The bridge that connects the cities of Lewiston and Auburn in Maine was renamed The Bernard Lown Peace Bridge upon an act by the state legislature that was signed into law by Governor John Baldacci in 2008.

The Brigham and Women's Hospital in 2009 established the Bernard Lown Educational award. The recipient is selected by staff and students.

The International Physicians for the Prevention of Nuclear War, which Lown co-founded, won the 1985 Nobel Peace Prize.

===Honors from the Harvard School of Public Health===
The Lown Scholars Program at the Harvard School of Public Health aims to assist promising health professionals who live and work in low- and middle-income countries. "[The program] is designed to create an international cadre of talented health professionals [...] who will use public health tools and strategies to prevent cardiovascular disease and promote cardiac health."

===The Lown Visiting Professor===
In 2012, a visiting Professorship was established whose function is to coordinate the courses afforded to the Lown Scholars as well as help promote cardiovascular preventative programs in low- and middle-income countries.

==Lown bibliography==
- Lown B, Levine SA: Current Advances in Digitalis Therapy. Boston: Little, Brown and Co., 1954.
- Lown B, Levine HD: Atrial Arrhythmias, Digitalis and Potassium. New York: Landberger Medical Books, 1958.
- Vikhert AM, Lown B: Sudden Death (in Russian). Moscow: Medithinya, 1982.
- Lown B, Malliani A, Prosdocimi M (eds.): Neural Mechanisms and Cardiovascular Disease. Padova, Italy: Liviana Press, 1986.
- Lown, B: To Heal a Sick Planet. Hiroshima, Japan: Chugoku Shimbun, 1991.
- Lown B: Never Whisper in the Presence of Wrong.
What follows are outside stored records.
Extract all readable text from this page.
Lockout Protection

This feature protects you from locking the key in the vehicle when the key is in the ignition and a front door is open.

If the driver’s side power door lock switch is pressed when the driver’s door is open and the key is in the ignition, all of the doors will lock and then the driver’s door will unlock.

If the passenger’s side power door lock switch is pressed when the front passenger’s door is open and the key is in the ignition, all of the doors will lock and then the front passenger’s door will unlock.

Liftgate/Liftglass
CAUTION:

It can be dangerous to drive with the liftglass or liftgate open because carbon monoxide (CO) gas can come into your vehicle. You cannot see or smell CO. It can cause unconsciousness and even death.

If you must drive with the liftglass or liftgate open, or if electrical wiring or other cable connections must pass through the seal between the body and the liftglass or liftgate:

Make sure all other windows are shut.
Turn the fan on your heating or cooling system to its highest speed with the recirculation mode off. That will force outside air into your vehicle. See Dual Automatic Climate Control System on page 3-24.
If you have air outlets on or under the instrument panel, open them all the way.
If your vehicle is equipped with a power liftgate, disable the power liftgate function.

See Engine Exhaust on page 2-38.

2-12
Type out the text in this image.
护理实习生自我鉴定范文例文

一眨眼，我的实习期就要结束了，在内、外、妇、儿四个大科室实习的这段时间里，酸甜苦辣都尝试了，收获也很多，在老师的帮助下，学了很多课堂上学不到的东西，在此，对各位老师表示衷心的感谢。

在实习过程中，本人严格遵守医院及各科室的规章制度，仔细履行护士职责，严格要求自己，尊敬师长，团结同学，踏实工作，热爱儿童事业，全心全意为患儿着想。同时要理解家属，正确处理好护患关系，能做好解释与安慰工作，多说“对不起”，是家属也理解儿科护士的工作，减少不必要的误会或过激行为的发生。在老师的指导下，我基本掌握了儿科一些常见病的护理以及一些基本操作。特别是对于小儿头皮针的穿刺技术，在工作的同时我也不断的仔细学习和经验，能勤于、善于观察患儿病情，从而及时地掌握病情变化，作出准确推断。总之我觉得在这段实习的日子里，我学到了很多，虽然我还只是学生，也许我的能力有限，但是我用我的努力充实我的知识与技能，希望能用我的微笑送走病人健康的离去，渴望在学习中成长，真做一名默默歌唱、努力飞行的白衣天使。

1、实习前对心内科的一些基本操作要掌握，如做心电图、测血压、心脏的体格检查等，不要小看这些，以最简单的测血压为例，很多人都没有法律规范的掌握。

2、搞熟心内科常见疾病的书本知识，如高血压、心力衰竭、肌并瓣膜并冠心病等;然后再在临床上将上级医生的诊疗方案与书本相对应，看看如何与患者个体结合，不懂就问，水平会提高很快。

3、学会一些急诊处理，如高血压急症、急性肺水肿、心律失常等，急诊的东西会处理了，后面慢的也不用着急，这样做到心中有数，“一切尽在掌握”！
Cambridge, MA: International Physicians for the Prevention of Nuclear War, 1993.
- Lown B: Practicing the Art While Mastering the Science. Brookline, MA: Lown Cardiovascular Research Foundation, 1995.
- "The Lost Art of Healing" (1996)
- "Prescription for Survival: A Doctor's Journey to End Nuclear Madness" (2008)
- Lown B: Tributes to a Teacher: Clinical Pearls. Lown Cardiovascular Research Foundation. Brookline, MA, 2008.